GARUT, JAKARTAMU.COM | Sekolah Tinggi Agama Islam Muhammadiyah (STAIM) Garut memanas. Mahasiswa menuding terjadi praktik nepotisme dan pengelolaan yang tidak transparan. “Rapat keluarga” lebih menentukan keputusan-keputusan penting kampus ketimbang aturan resmi Muhammadiyah.
Bukan hanya mahasiswa, staf dan dosen juga merasakan situasi ini. Mereka mengeluhkan kebijakan yang menyimpang dari sistem manajemen perguruan tinggi Muhammadiyah (PTM) dan Standar Penjaminan Mutu Internal (SPMI).
Mahasiswa menuntut adanya perbaikan sistem tata kelola di STAIM Garut. Mereka mendesak agar kebijakan kampus sejalan dengan aturan yang berlaku di Muhammadiyah, khususnya dalam hal periodisasi kepemimpinan dan pengelolaan keuangan.
Tetapi pihak STAIM Garut belum memberikan tanggapan resmi atas tuntutan tersebut hingga saat ini. Mahasiswa berharap Pimpinan Pusat (PP) Muhammadiyah turun tangan mengembalikan pengelolaan STAIM Garut sesuai prinsip dan nilai-nilai persyarikatan.

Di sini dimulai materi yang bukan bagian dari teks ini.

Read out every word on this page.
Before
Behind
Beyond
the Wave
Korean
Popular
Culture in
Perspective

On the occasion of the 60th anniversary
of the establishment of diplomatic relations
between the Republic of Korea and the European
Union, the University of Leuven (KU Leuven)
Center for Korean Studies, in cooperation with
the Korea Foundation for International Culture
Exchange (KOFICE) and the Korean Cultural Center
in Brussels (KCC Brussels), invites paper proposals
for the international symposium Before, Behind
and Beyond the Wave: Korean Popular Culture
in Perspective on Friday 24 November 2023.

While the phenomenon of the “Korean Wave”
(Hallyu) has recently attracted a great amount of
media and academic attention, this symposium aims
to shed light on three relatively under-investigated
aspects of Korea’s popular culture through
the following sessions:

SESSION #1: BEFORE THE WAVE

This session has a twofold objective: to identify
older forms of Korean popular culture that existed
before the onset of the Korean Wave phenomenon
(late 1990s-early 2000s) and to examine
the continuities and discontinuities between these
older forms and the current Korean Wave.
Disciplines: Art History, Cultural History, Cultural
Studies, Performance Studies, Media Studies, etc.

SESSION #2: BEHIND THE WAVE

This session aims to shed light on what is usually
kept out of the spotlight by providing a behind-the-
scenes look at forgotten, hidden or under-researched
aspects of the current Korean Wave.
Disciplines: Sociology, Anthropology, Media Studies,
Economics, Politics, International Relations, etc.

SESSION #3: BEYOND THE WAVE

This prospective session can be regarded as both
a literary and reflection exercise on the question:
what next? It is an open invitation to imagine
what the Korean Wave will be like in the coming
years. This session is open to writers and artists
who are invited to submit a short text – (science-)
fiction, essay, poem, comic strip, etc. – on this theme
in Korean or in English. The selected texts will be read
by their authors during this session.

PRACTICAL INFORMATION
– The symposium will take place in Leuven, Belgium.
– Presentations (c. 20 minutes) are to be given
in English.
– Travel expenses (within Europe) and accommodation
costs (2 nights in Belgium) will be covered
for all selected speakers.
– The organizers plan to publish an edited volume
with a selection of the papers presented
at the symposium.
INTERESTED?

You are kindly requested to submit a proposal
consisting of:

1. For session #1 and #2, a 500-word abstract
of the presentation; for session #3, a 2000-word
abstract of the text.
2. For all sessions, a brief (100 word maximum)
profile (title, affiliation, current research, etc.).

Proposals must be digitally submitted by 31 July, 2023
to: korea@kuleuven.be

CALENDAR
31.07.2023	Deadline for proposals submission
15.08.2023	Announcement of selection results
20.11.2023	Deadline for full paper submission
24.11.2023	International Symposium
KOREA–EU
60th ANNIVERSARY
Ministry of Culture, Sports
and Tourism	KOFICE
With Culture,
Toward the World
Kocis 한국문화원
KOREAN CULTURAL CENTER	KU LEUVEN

Baca juga: Muhammadiyah Minta Pemerintah Kaji Ulang PPN 12%
Akar Persoalan
Permasalahan konon berakar dari sejarah berdirinya STAIM Garut. Sejak awal, pendirian kampus ini melibatkan banyak pihak, termasuk mitra kerja dan perorangan. Mereka turut memberikan dukungan finansial dan penyediaan lahan. Besarnya keterlibatan para mitra ini berpengaruh pada kebijakan kampus.

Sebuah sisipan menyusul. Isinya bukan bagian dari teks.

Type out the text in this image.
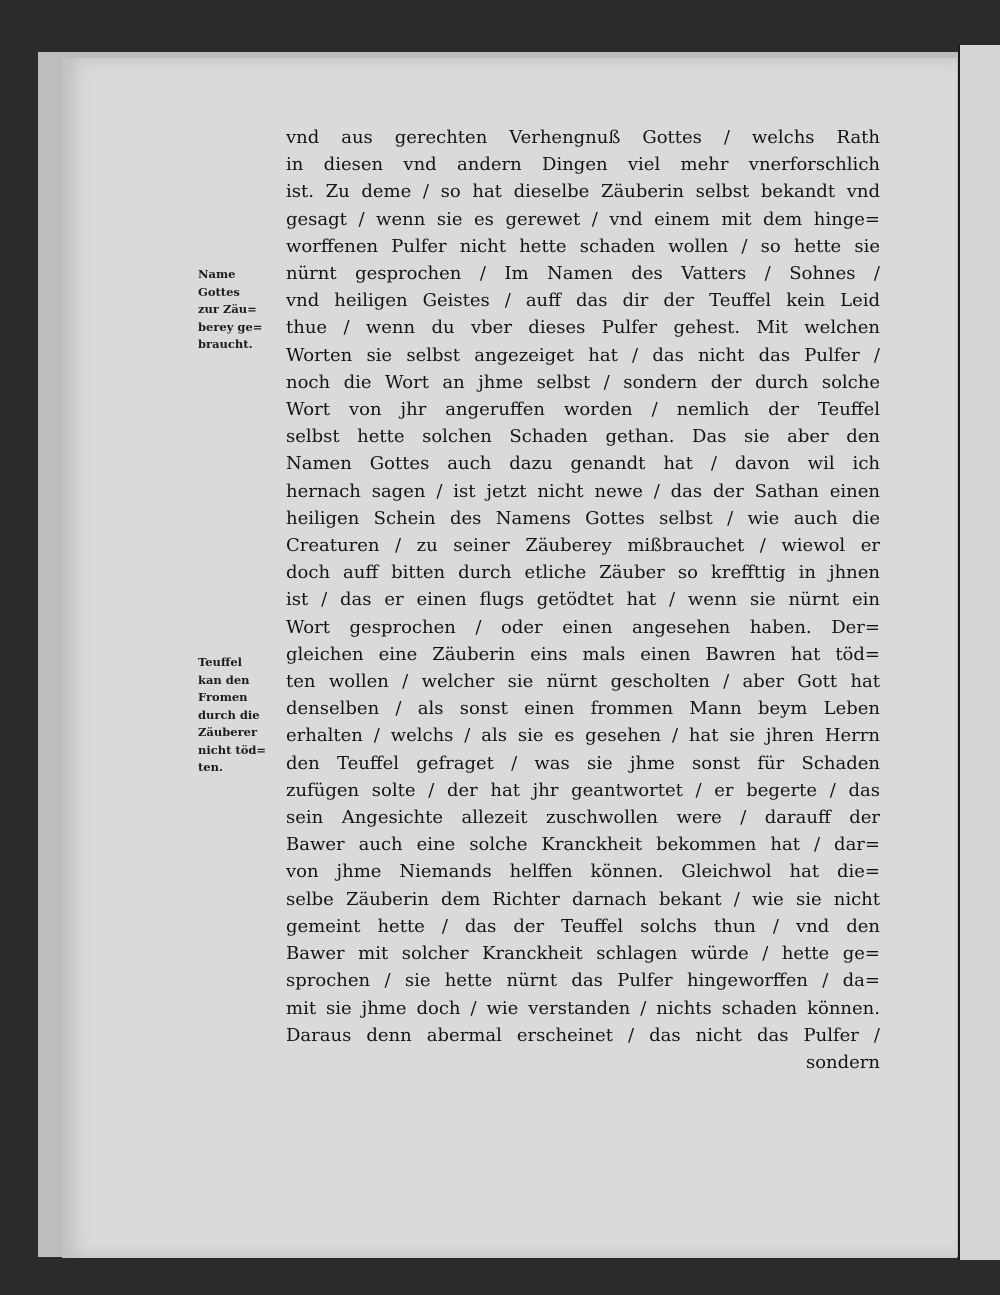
Name
Gottes
zur Zäu=
berey ge=
braucht.
Teuffel
kan den
Fromen
durch die
Zäuberer
nicht töd=
ten.
vnd aus gerechten Verhengnuß Gottes / welchs Rath
in diesen vnd andern Dingen viel mehr vnerforschlich
ist. Zu deme / so hat dieselbe Zäuberin selbst bekandt vnd
gesagt / wenn sie es gerewet / vnd einem mit dem hinge=
worffenen Pulfer nicht hette schaden wollen / so hette sie
nürnt gesprochen / Im Namen des Vatters / Sohnes /
vnd heiligen Geistes / auff das dir der Teuffel kein Leid
thue / wenn du vber dieses Pulfer gehest. Mit welchen
Worten sie selbst angezeiget hat / das nicht das Pulfer /
noch die Wort an jhme selbst / sondern der durch solche
Wort von jhr angeruffen worden / nemlich der Teuffel
selbst hette solchen Schaden gethan. Das sie aber den
Namen Gottes auch dazu genandt hat / davon wil ich
hernach sagen / ist jetzt nicht newe / das der Sathan einen
heiligen Schein des Namens Gottes selbst / wie auch die
Creaturen / zu seiner Zäuberey mißbrauchet / wiewol er
doch auff bitten durch etliche Zäuber so kreffttig in jhnen
ist / das er einen flugs getödtet hat / wenn sie nürnt ein
Wort gesprochen / oder einen angesehen haben. Der=
gleichen eine Zäuberin eins mals einen Bawren hat töd=
ten wollen / welcher sie nürnt gescholten / aber Gott hat
denselben / als sonst einen frommen Mann beym Leben
erhalten / welchs / als sie es gesehen / hat sie jhren Herrn
den Teuffel gefraget / was sie jhme sonst für Schaden
zufügen solte / der hat jhr geantwortet / er begerte / das
sein Angesichte allezeit zuschwollen were / darauff der
Bawer auch eine solche Kranckheit bekommen hat / dar=
von jhme Niemands helffen können. Gleichwol hat die=
selbe Zäuberin dem Richter darnach bekant / wie sie nicht
gemeint hette / das der Teuffel solchs thun / vnd den
Bawer mit solcher Kranckheit schlagen würde / hette ge=
sprochen / sie hette nürnt das Pulfer hingeworffen / da=
mit sie jhme doch / wie verstanden / nichts schaden können.
Daraus denn abermal erscheinet / das nicht das Pulfer /
sondern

“Walaupun perguruan tinggi ini milik amal usaha Muhammadiyah (AUM), tetapi dari segi finansial, sebagian besar berasal dari saya. Maka secara de facto, selama saya masih hidup kampus ini tidak akan beralih kepada orang lain,” ujar Maman Sutarman dalam audiensi pertama dengan mahasiswa.

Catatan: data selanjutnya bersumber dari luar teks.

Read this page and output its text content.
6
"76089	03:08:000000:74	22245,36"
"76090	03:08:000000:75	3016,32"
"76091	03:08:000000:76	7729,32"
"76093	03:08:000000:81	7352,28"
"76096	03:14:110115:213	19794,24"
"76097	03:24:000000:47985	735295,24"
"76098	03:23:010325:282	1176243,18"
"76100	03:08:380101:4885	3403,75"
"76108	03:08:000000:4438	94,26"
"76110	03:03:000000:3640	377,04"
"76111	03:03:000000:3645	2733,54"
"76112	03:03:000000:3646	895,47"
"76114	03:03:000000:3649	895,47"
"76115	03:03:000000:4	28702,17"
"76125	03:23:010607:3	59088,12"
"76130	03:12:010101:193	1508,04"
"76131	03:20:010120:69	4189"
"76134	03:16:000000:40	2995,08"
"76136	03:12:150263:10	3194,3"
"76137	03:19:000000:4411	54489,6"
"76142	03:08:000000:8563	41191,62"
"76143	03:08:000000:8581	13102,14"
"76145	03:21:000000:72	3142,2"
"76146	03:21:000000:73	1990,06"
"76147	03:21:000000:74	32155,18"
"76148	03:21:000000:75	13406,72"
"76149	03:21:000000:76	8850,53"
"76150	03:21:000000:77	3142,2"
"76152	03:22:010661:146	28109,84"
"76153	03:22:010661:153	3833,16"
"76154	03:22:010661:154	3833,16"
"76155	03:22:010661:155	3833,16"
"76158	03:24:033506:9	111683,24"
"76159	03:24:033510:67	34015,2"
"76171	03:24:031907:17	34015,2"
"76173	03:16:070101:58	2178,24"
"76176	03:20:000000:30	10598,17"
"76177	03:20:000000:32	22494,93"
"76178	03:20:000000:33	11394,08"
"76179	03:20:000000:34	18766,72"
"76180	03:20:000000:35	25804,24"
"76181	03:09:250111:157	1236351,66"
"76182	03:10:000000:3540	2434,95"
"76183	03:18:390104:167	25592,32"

Maman adalah ketua STAIM yang menjabat lebih dari batas dua periode sebagaimana aturan Muhammadiyah. Dia bahkan masih menambah dua periode jabatannya selama tiga tahun lagi. Pada periode selanjutnya, Jajang Herawan yang tak lain menantu Maman Sutarman, “mewarisi” posisi ketua STAIM Garut.
Mahasiswa menilai kepemimpinan Jajang Herawan selama 2023-2028 tak ada perubahan berarti. Mereka malah mempertanyakan kehadiran Jajang di lingkungan akademik. Kabarnya, beberapa unsur pimpinan kampus, termasuk dari bidang akademik, administrasi, dan kemahasiswaan juga mundur.
Mahasiswa juga mengeluhkan pemenuhan hak-hak mereka, pungutan liar pada beasiswa Kartu Indonesia Pintar (KIP), dana kemahasiswaan yang tak kunjung cair, hingga minimnya fasilitas kampus seperti perpustakaan dan sarana prasarana. Situasi ini makin parah dengan tunggakan gaji staf dan dosen yang disebut-sebut mencapai 3 hingga 5 bulan.
Baca juga: Haedar Nashir Bicara Erosi Moral, Singgung Anwar Usman sampai Gus Miftah
IMM Siap Melawan Nepotisme
Ikatan Mahasiswa Muhammadiyah (IMM) turut bersuara merespons masalah ini. Ketua IMM Rosyad Sholeh, Fahmi Afrilana, menegaskan bahwa IMM tak akan tinggal diam atas perusakan terhadap Amal Usaha Muhammadiyah (AUM).
“Audiensi sudah dua kali tetapi tidak ada hasil ataupun upaya dari lembaga untuk memperbaiki. Mahasiswa dan IMM sebagai organisasi otonom Muhammadiyah harus turun tangan. Jangan biarkan marwah Muhammadiyah dirusak dan dihancurkan, karena AUM adalah salah satu media dakwah IMM di persyarikatan Muhammadiyah,” tegas Fahmi.
Menurutnya, jika praktik nepotisme dan penyalahgunaan kekuasaan terus berlanjut, IMM tak akan segan-segan mengambil langkah tegas. “Jika AUM diusik dan diganggu keberadaannya, kami tidak akan segan untuk melawan nepotisme dan keserakahan yang ada,” katanya.